Alesha membelalakkan mata seraya tersenyum lebar. "Serius? Kalau begitu, kita sama!"

"Wow, sungguh? Sepertinya kita memang berjodoh."

"Tapi aku tidak setuju denganmu. Seharusnya kau menerima permintaan ayahmu agar mereka bahagia."

"Why? Aku tidak mungkin meninggalkan sesuatu yang sudah menyatu dengan jiwaku."

Alesha bertopang dagu, menatap Leon serius. Tampaknya wanita itu mulai terbiasa dengan mata hazel di hadapannya. "Suatu saat nanti, jika kedua orang tuamu sudah pergi untuk selamanya, kau akan menyesal karena tidak bisa membahagiakannya semasa hidup."

Leon terdiam merenungi ucapan Alesha. "Kau benar. Tapi aku tidak bisa melakukan itu."

"Mungkin saat ini kau belum bisa. Tapi aku berharap suatu saat nanti kau akan kembali pada mereka. Mereka yang sudah merawatmu sejak kecil. Lalu, setelah besar, kau tega meninggalkannya?"

"Oke, aku akan memikirkan itu nanti. Lalu, kau sendiri kenapa tinggal di sini? Setahuku vila ini milik pria Italia."

"Signor Romano. Setahun ini aku belajar melukis padanya di Florence."
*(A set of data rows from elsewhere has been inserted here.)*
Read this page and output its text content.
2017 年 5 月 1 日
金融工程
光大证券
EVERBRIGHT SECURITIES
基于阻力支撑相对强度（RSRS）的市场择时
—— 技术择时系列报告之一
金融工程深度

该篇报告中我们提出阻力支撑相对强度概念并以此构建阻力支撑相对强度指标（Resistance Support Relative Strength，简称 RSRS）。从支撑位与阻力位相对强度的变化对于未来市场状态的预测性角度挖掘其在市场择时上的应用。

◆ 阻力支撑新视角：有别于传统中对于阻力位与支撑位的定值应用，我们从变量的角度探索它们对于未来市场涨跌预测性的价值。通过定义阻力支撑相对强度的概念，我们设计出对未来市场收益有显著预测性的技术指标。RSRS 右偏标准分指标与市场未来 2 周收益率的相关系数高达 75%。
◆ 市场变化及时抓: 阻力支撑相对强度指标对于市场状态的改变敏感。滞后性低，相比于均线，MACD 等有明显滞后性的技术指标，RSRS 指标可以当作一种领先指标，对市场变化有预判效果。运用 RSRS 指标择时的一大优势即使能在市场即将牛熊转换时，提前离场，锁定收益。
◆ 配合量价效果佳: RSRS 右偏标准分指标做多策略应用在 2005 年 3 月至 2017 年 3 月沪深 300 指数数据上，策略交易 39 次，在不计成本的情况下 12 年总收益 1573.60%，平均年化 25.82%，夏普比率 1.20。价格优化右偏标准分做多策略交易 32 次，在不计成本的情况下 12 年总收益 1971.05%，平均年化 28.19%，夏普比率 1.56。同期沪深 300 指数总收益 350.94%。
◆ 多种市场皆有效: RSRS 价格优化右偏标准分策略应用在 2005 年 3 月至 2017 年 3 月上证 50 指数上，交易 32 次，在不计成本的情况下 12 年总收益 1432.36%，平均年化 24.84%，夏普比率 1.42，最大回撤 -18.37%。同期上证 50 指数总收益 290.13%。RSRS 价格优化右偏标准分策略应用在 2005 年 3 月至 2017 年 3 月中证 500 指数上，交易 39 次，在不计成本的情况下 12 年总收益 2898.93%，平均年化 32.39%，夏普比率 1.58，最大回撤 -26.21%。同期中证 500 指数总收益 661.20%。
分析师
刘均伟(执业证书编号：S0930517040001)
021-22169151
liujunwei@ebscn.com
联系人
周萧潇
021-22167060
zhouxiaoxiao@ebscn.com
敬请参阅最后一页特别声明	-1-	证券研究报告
"Wow! Kota tempat kelahiran Renaissance? Apa kau juga mengunjungi Uffizi Gallery dan melihat karya beraliran renaissance?"

Alesha mengangguk. "Allegory of Springs dan Birth of Venus yang dibuat oleh Botticelli, lalu The Annunciation oleh Leonardo da Vinci."

"Madonna of the Goldfinch oleh Raphael, Venus of Urbino oleh Titian, dan masih banyak lagi yang lainnya!" sambung Leon bersemangat. Tangannya bergerak meraih pot kaktus berukuran kecil di atas meja. "Jadi, apa yang membuat kau meninggalkan kota seni itu?"

Alesha menautkan jemarinya. Menarik napas panjang sebelum menjawab, "Aku melarikan diri masa lalu."

Leon mengangguk seraya memutar-mutar pot kaktus. "Oke, jika nanti sudah siap, kau bisa menceritakan masa lalumu. Untuk melupakan masa lalu, kau tidak bisa melaluinya sendiri. Kau butuh teman untuk menguatkanmu, Rose. Dan aku dengan senang hati akan menjadi temanmu."

Kedua mata itu saling bertatapan. Alesha mencoba mencari ketulusan di mata Leon. "Baiklah, kita berteman."

Leon menjentikkan jari. "Nah, itu bagus. Oke, kalau begitu, aku pulang dulu, sudah mulai petang."

"Terima kasih, Leon."

Pria itu bangkit dari kursi. "Oke, jaga diri baik-baik. Kau tahu, pada malam-malam tertentu, dari hutan pinus akan terdengar suara jeritan yang menyayat hati ...." Leon mendekatkan wajah pada Alesha. "... dan suara lolongan serigala yang mengerikan."

Alesha tertawa. "Oh ya? Aku justru sedang mencurigai bahwa kau salah satu anggota dari klan serigala di hutan pinus itu."

"Hoho ... bisa jadi!" Leon tersenyum. "Bye, Rose! Kalau kau butuh bantuan, jangan sungkan-sungkan untuk mengetuk pintu rumahku!"